A Randomized Control Trial on the Effectiveness of Kinesio-taping in the Prevention of Painful Shoulder and in the Functional Recovery of the Hemiplegic Upper Limb in People With Stroke in Sub-acute Phase

I.R.C.C.S. Fondazione Santa Lucia1 site in 1 country30 target enrollmentJanuary 1, 2022

Overview

Phase
Not Applicable
Intervention
Not specified
Conditions
Stroke, Rehabilitation
Sponsor
I.R.C.C.S. Fondazione Santa Lucia
Enrollment
30
Locations
1
Primary Endpoint
To assess the change of Ritchie Articular Index
Status
Completed
Last Updated
2 years ago

Overview

Brief Summary

This RCT aims to investigate the effectiveness of the early use of Kinesio-taping (KT) together with standard physiotherapy treatment, in the prevention of the shoulder pain of the hemiplegic upper limb following a cerebral stroke compared to conventional physiotherapy without KT treatment. As a secondary outcome, this RCT aims to investigate if KT could improve functional recovery and delay the onset of spasticity.

The study consists in two parallel groups of 15 participants each. The treatment and observation period will last 1 month.

Detailed Description

The following RCT single blind study will be performed in the Rehabilitative Operative Unit 4 of the I.R.C.C.S. Fondazione Santa Lucia in Rome, Italy. It aims to investigate the effectiveness of the early use of Kinesio-taping (KT) together with standard physiotherapy treatment, in the prevention of shoulder pain of the hemiplegic upper limb following a cerebral stroke, in the subacute phase. As a secondary outcome, a potential impact on functional recovery and on the onset of spasticity affecting the muscles of the upper limb will be evaluated. The early application of KT aims to prevent subluxation of the hemiplegic shoulder and therefore pain secondary to the prolonged mechanical stress of the capsulo-ligamentous and tendon structures, due to the weight of the limb in the antigravity position. A total of 30 patients will be enrolled by the investigators and randomly assigned to either the experimental group (EG) or the control group (CG).
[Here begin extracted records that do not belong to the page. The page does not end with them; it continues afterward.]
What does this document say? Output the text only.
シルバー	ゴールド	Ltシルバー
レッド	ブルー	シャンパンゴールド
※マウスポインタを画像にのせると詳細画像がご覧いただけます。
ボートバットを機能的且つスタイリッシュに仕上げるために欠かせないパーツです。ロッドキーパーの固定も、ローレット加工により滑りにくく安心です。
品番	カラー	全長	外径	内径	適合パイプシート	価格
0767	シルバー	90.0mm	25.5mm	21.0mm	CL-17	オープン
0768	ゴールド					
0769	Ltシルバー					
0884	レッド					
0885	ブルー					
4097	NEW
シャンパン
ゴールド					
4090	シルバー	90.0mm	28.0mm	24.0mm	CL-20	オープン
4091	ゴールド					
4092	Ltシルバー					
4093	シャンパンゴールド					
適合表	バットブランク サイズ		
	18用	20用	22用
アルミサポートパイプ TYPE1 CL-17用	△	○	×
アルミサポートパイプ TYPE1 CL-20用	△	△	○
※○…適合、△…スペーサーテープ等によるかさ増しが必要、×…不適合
The EG, as part of the standard treatment, will be subject to a total of 4 applications of KT, each of which to be kept for 5 days a week followed by 2 days of rest, to safeguard skin integrity before a further application. The participants will be evaluated for eligibility at the admission after discharge from the Stroke Units of the local district area. The KT application will be carried out at an early stage, immediately after enrollment and possibly before the painful symptoms and subluxation are overt. The CG will undergo a KT application on the deltoid without support function, with the same frequency and duration as the EG (sham-application). The outcomes that will be evaluated are: the intensity of perceived pain (Ritchie Articular Index - RAI), the functionality of the upper limb (Fugl-Meyer Assessment - FMA-UE) and the presence of hypertonus in the muscles of the upper limb (modified Ashwort scale - MAS). The treatment lasted 4 weeks and the timing of data collection was organized as follows: T (0) - the initial assessment immediately after enrollment; T (1) - the intermediate evaluation performed before the fifth rehabilitation treatment; T (2) - the final evaluation performed at the end of the 8 treatments. Follow-up after discharge cannot currently be predicted due to hospital access restrictions due to the COVID pandemic.

Registry
clinicaltrials.gov
Start Date
January 1, 2022
End Date
March 1, 2023
Last Updated
2 years ago
Study Type
Interventional
Study Design
Parallel
Sex
All

Investigators

Sponsor
I.R.C.C.S. Fondazione Santa Lucia
Responsible Party
Principal Investigator
Principal Investigator

Stefano Brunelli

Principal investigator

I.R.C.C.S. Fondazione Santa Lucia

Eligibility Criteria

Inclusion Criteria

  • Patients with a first episode of ischemic or hemorrhagic stroke.
  • Hypotonia of the stabilizing muscles of the shoulder.
  • Enrollment within 1 month of stroke.

Exclusion Criteria

  • • Previous trauma or chronic tendinopathies of the shoulder musculature.
  • Skin problems such as wounds or hypersensitivity.
  • Severe psychiatric or cognitive deficits.
  • Anesthesia of the hemiplegic side.
  • Severe aphasia
  • Severe neglect

Outcomes

Primary Outcomes

To assess the change of Ritchie Articular Index

Time Frame: Initial assessment: after enrollment. Intermediate evaluation after 3 weeks, before the fifth treatment. Final evaluation after 5 weeks since enrollment

The Ritchie Articular Index (RAI) is an 4 point index for the numerical measurement of joint tenderness. It grades 0: no tenderness, 1: patient complained of pain, 2: patient complained of pain and winced, 3: patient complained of pain and winced and withdrew. 0 is the better outcome, 3 is the worse outcome. The shoulder joint pain will be assessed

Secondary Outcomes

  • To assess the change of Modified Ashwort Scale(Initial assessment: after enrollment. Intermediate evaluation after 3 weeks, before the fifth treatment. Final evaluation after 5 weeks since enrollment)
  • To assess the change of FUGL-MEYER ASSESSMENT UPPER EXTREMITY(Initial assessment: after enrollment. Intermediate evaluation after 3 weeks, before the fifth treatment. Final evaluation after 5 weeks since enrollment)

Study Sites (1)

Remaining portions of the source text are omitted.